医療秘書学科では、本学科の教育の基本方針に基づき、一人ひとりの興味・適性・志望進路に応じて、幅広い専門科目群の中から履修することができます。
医療福祉の業務支援に必要な知識や秘書的技能は、医療秘書概論、医療秘書機能演習、ビジネス・コミュニケーション(英語・日本語)、学外実習などで習得し、これらはCBS(国際秘書)検定、秘書技能検定、日本語文書処理技能検定、簿記検定などの受験に対応します。
また、診療報酬請求事務能力認定試験には、医療事務業務論、診療報酬事務論等が対応しており、さらに、診療情報系の指定科目を履修し受験資格要件としての単位を充足し試験に合格することで、診療情報管理士の資格も取得できます。これらの資格は、医療機関への就職の際に役立ちます。

主要履修科目

医療秘書学概論 [1年次]

医療分野の専門秘書である医療秘書の役割について、日米間の医療秘書概念の差異などを通して問題点を明確にし、我が国の医療秘書に期待される秘書像の構築を試みます。また、日本的経営環境のもとでの秘書行動の特性についても考えます。

情報処理演習 [1年次]

経営活動における情報の位置付けを概説し、ツールとしてのコンピュータを有効活用するための基本的能力(文書作成、表計算、プレゼンテーションなど)の育成を図ります。

臨床医学A [2年次]

医療施設ならびに医療福祉施設に関連する業務に従事するうえで理解しておかなければならない内科系の臨床医学の基礎的知識を学習します。他の医学系科目や診療報酬・診療情報などとの関連が深い科目です。

診療情報管理論 [2年次]

診療録(カルテ)は病院や社会の財産とも言われています。そのような多くの価値を持つ診療録・診療情報を管理するために必要な基礎知識と、実際の運用方法全般について学びます。

対人コミュニケーション論 [2年次]

仕事の場を含む社会生活における心理学的な問題を、「こころをもつ個人」の観点から、また「人と人とのかかわり」として考えることを学びます。

診療報酬事務論 [2年次]

我が国では、医療行為に対して、保険点数という公定料金が定められており、それを元に診療費が算定されています。この講義では、このような診療報酬請求事務の仕組みを概説するとともに、請求の実務技能の修得を目指します。

医療文書管理 [2年次]

医療秘書の仕事の一つとして、医師に代わって、各種の診断書や証明書といった医療文書を作成する業務があります。近年特にこれらの代行業務が増加しています。そこで、本講義では、医療文書の作成技法やその管理方法について、実際に作成しながら学びます。

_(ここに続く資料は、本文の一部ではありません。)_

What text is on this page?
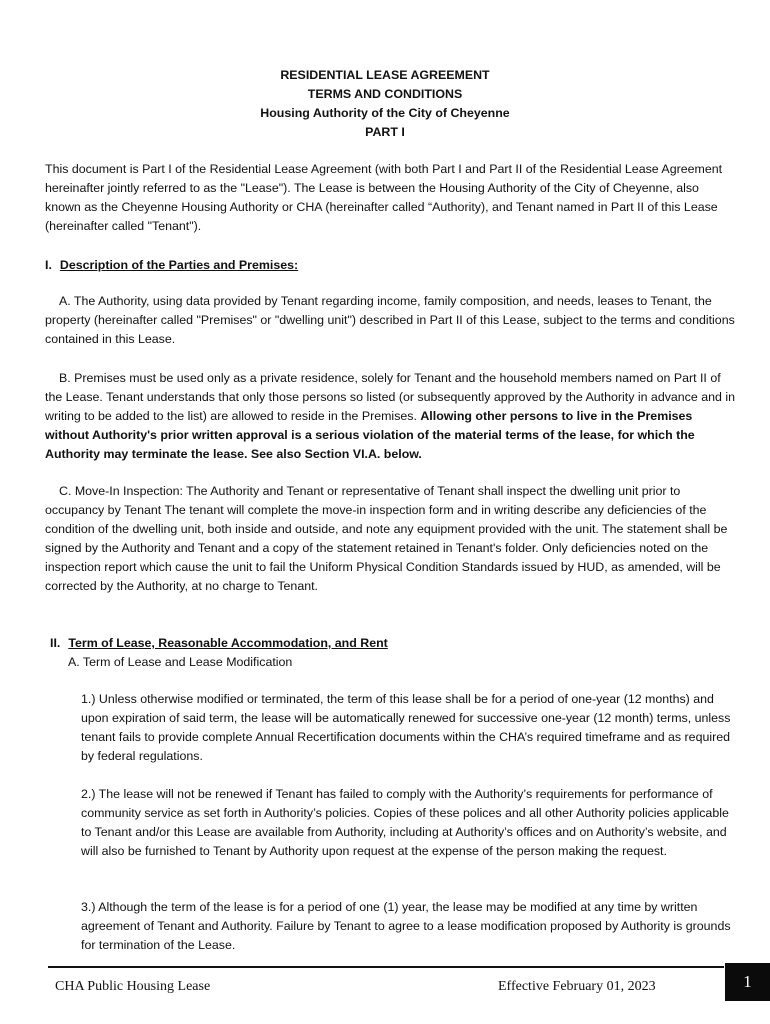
RESIDENTIAL LEASE AGREEMENT
TERMS AND CONDITIONS
Housing Authority of the City of Cheyenne
PART I
This document is Part I of the Residential Lease Agreement (with both Part I and Part II of the Residential Lease Agreement hereinafter jointly referred to as the "Lease"). The Lease is between the Housing Authority of the City of Cheyenne, also known as the Cheyenne Housing Authority or CHA (hereinafter called “Authority), and Tenant named in Part II of this Lease (hereinafter called "Tenant").
I. Description of the Parties and Premises:
A. The Authority, using data provided by Tenant regarding income, family composition, and needs, leases to Tenant, the property (hereinafter called "Premises" or "dwelling unit") described in Part II of this Lease, subject to the terms and conditions contained in this Lease.
B. Premises must be used only as a private residence, solely for Tenant and the household members named on Part II of the Lease. Tenant understands that only those persons so listed (or subsequently approved by the Authority in advance and in writing to be added to the list) are allowed to reside in the Premises. Allowing other persons to live in the Premises without Authority's prior written approval is a serious violation of the material terms of the lease, for which the Authority may terminate the lease. See also Section VI.A. below.
C. Move-In Inspection: The Authority and Tenant or representative of Tenant shall inspect the dwelling unit prior to occupancy by Tenant The tenant will complete the move-in inspection form and in writing describe any deficiencies of the condition of the dwelling unit, both inside and outside, and note any equipment provided with the unit. The statement shall be signed by the Authority and Tenant and a copy of the statement retained in Tenant's folder. Only deficiencies noted on the inspection report which cause the unit to fail the Uniform Physical Condition Standards issued by HUD, as amended, will be corrected by the Authority, at no charge to Tenant.
II. Term of Lease, Reasonable Accommodation, and Rent
A. Term of Lease and Lease Modification
1.) Unless otherwise modified or terminated, the term of this lease shall be for a period of one-year (12 months) and upon expiration of said term, the lease will be automatically renewed for successive one-year (12 month) terms, unless tenant fails to provide complete Annual Recertification documents within the CHA’s required timeframe and as required by federal regulations.
2.) The lease will not be renewed if Tenant has failed to comply with the Authority’s requirements for performance of community service as set forth in Authority’s policies. Copies of these polices and all other Authority policies applicable to Tenant and/or this Lease are available from Authority, including at Authority’s offices and on Authority’s website, and will also be furnished to Tenant by Authority upon request at the expense of the person making the request.
3.) Although the term of the lease is for a period of one (1) year, the lease may be modified at any time by written agreement of Tenant and Authority. Failure by Tenant to agree to a lease modification proposed by Authority is grounds for termination of the Lease.
CHA Public Housing Lease	Effective February 01, 2023	1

ビジネス・コミュニケーション演習(英語)Ⅰ [1年次]

医学の研究はグローバル化・迅速化しており、医師をサポートする医療秘書にもコミュニケーション・ツールとしての英語に精通することが求められています。この授業では、ビジネスの場で使う英語に焦点を当てて実践的な授業を行います。

学外実習Ⅰ・Ⅱ・Ⅲ、海外実習 [3年次]

川崎医科大学の臨床教授・中央教員秘書室や川崎医科大学附属病院医事課・医療資料部、その他クリニックや、企業、海外において実習を行います。海外実習は2年次から、その他の実習は3年次春学期に行います。なお、診療情報管理士の資格取得には、診療情報管理実習が必須の科目です。

卒業研究Ⅰ・Ⅱ [4年次]

さまざまな講義や学外実習の場面で持った疑問や関心をきっかけとして、医療秘書活動について研究して卒業論文にまとめます。また、その成果は卒業研究発表会で一人ずつ発表します。